Vega or volatility is a major factor that affects the options premiums frequently. I’ve seen most of the traders checking the Implied volatility of individual strikes as well as India Vix before taking a trade. Mostly I’ve seen the IV of put options more compared to Call options because of overnight risks carried by the Put option sellers. The implied volatility will be really high when the market turns volatile eg. during the covid 19 period. And will be reasonable when the market is stable. India Vix was 90 during the pandemic period and nowadays it is in the range of 12-18.

Also, you must have noticed that despite the market falling the options premiums of the OTM call strikes are increasing, this can be understood by the greek vega. Another reason is delta, of course, the OTM options have a delta of 0.1 so a massive move in the market won’t make the premiums change a lot.

**Volatility Smile**

Theoretically speaking, all options of the same underlying, expiring on the same expiry day should display similar ‘Implied Volatilities’ (IV).

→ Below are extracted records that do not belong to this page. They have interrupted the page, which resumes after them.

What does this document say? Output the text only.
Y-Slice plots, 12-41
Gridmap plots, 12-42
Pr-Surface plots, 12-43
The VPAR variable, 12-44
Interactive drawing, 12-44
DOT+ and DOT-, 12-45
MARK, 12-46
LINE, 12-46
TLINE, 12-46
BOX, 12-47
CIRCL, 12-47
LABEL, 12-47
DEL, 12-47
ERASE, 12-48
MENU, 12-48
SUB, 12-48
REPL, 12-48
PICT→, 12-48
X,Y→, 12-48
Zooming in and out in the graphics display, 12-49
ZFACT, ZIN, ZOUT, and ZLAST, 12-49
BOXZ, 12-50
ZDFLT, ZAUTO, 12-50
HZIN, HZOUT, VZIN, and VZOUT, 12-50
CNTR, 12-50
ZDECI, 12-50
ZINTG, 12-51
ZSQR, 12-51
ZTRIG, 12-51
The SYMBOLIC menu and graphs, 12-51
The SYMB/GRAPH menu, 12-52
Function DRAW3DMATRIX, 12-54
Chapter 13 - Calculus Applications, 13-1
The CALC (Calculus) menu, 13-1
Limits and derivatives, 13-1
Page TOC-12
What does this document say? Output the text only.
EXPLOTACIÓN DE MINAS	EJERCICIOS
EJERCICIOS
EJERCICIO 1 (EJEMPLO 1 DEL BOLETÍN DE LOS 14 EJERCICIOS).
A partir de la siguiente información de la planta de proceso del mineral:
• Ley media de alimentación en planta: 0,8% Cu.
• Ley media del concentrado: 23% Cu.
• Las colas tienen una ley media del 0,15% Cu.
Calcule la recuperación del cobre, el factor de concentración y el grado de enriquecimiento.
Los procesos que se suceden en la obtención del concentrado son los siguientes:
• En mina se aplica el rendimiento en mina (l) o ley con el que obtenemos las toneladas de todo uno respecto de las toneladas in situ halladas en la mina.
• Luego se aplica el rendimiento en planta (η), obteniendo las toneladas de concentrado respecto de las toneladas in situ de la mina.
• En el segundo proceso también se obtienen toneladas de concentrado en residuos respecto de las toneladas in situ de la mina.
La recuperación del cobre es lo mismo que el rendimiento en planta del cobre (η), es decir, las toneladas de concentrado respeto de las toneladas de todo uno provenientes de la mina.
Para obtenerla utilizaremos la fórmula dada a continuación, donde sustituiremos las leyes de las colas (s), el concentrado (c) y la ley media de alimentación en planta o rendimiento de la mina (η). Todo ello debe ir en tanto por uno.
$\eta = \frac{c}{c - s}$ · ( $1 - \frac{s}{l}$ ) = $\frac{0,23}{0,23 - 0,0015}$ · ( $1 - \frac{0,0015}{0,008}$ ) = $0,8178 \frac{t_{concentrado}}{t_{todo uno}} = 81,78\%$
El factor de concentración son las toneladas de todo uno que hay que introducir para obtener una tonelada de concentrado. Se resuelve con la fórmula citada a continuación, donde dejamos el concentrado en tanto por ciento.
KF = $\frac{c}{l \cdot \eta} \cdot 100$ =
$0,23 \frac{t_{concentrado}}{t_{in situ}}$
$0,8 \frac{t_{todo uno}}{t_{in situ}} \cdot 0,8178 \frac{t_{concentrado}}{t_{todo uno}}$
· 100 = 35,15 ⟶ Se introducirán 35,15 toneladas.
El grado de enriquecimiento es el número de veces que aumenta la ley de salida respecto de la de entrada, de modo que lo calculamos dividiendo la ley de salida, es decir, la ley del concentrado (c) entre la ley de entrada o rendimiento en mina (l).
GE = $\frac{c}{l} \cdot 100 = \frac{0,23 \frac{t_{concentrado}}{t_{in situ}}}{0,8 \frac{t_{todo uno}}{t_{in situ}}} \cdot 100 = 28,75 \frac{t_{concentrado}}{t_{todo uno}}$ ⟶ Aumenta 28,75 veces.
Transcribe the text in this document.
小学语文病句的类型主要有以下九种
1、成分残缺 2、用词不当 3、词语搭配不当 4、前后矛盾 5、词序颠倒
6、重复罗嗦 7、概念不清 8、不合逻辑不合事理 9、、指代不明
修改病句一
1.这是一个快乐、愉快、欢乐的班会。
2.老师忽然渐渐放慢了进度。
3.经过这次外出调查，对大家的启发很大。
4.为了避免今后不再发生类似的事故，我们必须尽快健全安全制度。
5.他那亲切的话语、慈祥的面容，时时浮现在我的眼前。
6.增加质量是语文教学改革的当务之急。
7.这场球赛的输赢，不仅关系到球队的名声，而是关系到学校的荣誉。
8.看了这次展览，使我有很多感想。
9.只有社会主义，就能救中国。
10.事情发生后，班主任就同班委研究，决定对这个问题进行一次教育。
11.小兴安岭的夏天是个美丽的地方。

However in reality this does not happen. The image below explains the levels of IV compared with different strike prices.

Having a better perspective and knowledge of Option Greeks will support you to make better trading decisions, it can help you take better entry and exit on the trade. Suppose when the IV is high the options premium value will be comparatively higher, which will be in the favor of an Options seller not for an Option Buyer. An Option buyer has to make entry at a lower IV value with a good directional move targeted to maximize his returns. Similarly, on an expiry day, theta value drops sharply which favors an Options writer when the market consolidates.

Options trades for various market conditions are deployed by keeping an eye on the Greek values of the trade, to ensure it aligns with our perspective on the market movement. Having a good knowledge of Greeks will also help you to make better adjustments if the trade goes against your view, like maintaining the Delta neutral position, positive vega trade, negative vega trade, etc. We will discuss more about options strategies and Adjustments in upcoming articles, till then observe the Option chain and Greek values, their fluctuations on the market for a few days to get yourself a better understanding of them in the live market, and their impact on the option premium.